Jewelry workers, 1920.
A Labor Day post.
It can be difficult to take the necessary wrenching steps to prepare for the future, but looking back at the past may help us to see how important these steps are. The graphic below depicts how occupational employment has changed in America since 1920. Students entering the workforce today face a dramatically different landscape of jobs than their parents did in the 1980s or their grandparents in the 1950s. And the work world that their great-grandparents entered in the 1920s is almost unrecognizable.
Back then, about 25 percent of jobs were in agriculture and 40 percent were in manufacturing and other blue collar fields. Today, fewer than one percent of jobs are agricultural and only about 20 percent are blue collar.
In the 1920s, only about 5 percent of workers held professional jobs. This has exploded over the last 90 years and today about 35 percent of workers have professional jobs. Rapidly advancing technology has not only automated and eliminated many jobs that once provided manufacturing, blue collar, and agricultural employment for millions of Americans, but it has also increased demand for professionals who create, manage, and explain this technology, many of them working in occupations that were unimaginable 90 years ago.
From: StatChat, University of Virginia.
Looking back a few years earlier, to 1915, reveals this interesting information:
Labor force participation. The 1915 annual average civilian labor force participation rate is estimated at 56.3 percent. This percentage isn’t strictly comparable to the 2015 annual average of 62.7 percent, because of differences in survey coverage and definitions.17 However, despite the similarity in overall labor force participation, the participation rates of men and women were very different from each other 100 years ago. The 1920 census shows that, among people ages 14 and older, the proportion of the population that was in the total labor force was 85 percent for men and 23 percent for women in January of that year. (Civilian labor force data by gender are not available for 1915.) In contrast, the Current Population Survey shows a 2015 annual average civilian labor force participation rate for people ages 16 and older of about 69 percent for men and nearly 57 percent for women. Table 1 points out that young boys were much more likely to be in the labor force in 1920 than now. Not surprisingly, women of all ages are much more likely to be in the labor force now than in 1920. Half of all boys ages 14 to 19 were in the labor force in 1920; nowadays, about one-third of boys age 16 to 19 are in the labor force. Labor force participation among girls those ages hasn’t shown as much change.
From: Bureau of Labor Statistics. And also from the BLS, this interesting statistic which we've discussed as a topic here before.
Education. A century ago, most jobs required little formal schooling, and most of the population had not gone beyond elementary or grammar school. In fact, high school graduates were a rarity: in 1915, only an estimated 18 percent of the population ages 25 and older had completed high school, and only about 14 percent of people ages 14–17 were in high school. Royal Meeker, appointed Commissioner of Labor Statistics by President Woodrow Wilson in 1913, had recently written a New York Times article advocating compulsory public education through the intermediate grades. He noted, “Boys and girls drop out of school at all stages of the educational process, but fail to drop smoothly into any part of our economic system.”18 While failure to graduate remains a concern, more than 86 percent of the U.S. population age 25 in 2010–14 had completed high school or more. The average length of the public school term was about 160 days a century ago, compared with 180 days now, and the average number of days attended in 1915 was only 121.19 Many young girls and boys worked instead of being enrolled in school. In fact, New York City’s State Factory Investigating Commission in 1914 reported that “nearly 75 percent of factory women studied had left school before the eighth grade, as had nearly 40 percent of the female store employees interviewed.”20 The legal age for leaving school was generally 14, compared with 16–18 today.

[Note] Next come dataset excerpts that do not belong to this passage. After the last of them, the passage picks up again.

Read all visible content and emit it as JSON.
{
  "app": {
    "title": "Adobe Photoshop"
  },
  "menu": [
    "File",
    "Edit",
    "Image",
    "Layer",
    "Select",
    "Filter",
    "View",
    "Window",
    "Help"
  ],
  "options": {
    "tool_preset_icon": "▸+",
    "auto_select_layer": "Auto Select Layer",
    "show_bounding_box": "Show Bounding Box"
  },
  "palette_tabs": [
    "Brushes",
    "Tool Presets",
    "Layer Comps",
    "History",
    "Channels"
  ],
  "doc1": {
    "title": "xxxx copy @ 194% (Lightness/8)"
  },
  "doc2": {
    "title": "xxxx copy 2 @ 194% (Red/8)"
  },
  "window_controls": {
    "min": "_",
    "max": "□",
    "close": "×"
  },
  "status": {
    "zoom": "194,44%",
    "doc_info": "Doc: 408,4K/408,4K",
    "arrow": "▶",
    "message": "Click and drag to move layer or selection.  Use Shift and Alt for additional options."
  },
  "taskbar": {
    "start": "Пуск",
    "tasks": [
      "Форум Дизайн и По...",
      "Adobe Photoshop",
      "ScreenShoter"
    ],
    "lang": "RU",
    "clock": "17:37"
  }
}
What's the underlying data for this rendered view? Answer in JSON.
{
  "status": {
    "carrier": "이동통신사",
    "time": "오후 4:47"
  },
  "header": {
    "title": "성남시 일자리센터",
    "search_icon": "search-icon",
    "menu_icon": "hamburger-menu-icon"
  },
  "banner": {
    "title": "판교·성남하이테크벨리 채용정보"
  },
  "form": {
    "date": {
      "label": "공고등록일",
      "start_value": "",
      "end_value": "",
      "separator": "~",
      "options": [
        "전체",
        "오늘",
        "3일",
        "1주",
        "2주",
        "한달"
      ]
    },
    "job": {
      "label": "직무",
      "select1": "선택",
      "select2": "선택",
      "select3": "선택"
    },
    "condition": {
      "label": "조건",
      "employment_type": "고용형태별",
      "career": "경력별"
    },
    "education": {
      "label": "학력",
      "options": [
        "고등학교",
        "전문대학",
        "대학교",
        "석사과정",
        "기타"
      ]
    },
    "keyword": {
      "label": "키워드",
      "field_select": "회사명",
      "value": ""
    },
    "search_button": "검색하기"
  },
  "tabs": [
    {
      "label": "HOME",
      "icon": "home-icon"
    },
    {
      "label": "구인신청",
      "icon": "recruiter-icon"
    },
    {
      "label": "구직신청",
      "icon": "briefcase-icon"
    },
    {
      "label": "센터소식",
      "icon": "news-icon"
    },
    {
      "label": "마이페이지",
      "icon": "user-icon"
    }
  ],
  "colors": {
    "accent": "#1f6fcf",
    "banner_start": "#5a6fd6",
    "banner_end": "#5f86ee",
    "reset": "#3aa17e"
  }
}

And this interesting set of figures, related to the "everything was cheaper back then" claim that people so often hear:
Of course, most prices of food in 1915 were much different from those in 2015, and several staple items are substantially more affordable today. Here are some examples of 1915 and 2015 prices (using data from the U.S. Census Bureau and the U.S. Bureau of Labor Statistics):
Interestingly, in that chart, the only thing that's really climbed in adjustered prices is the price of potatoes, which is nearly double the current (or the 2015) prices. The only thing that has near parity with its century old price is bread.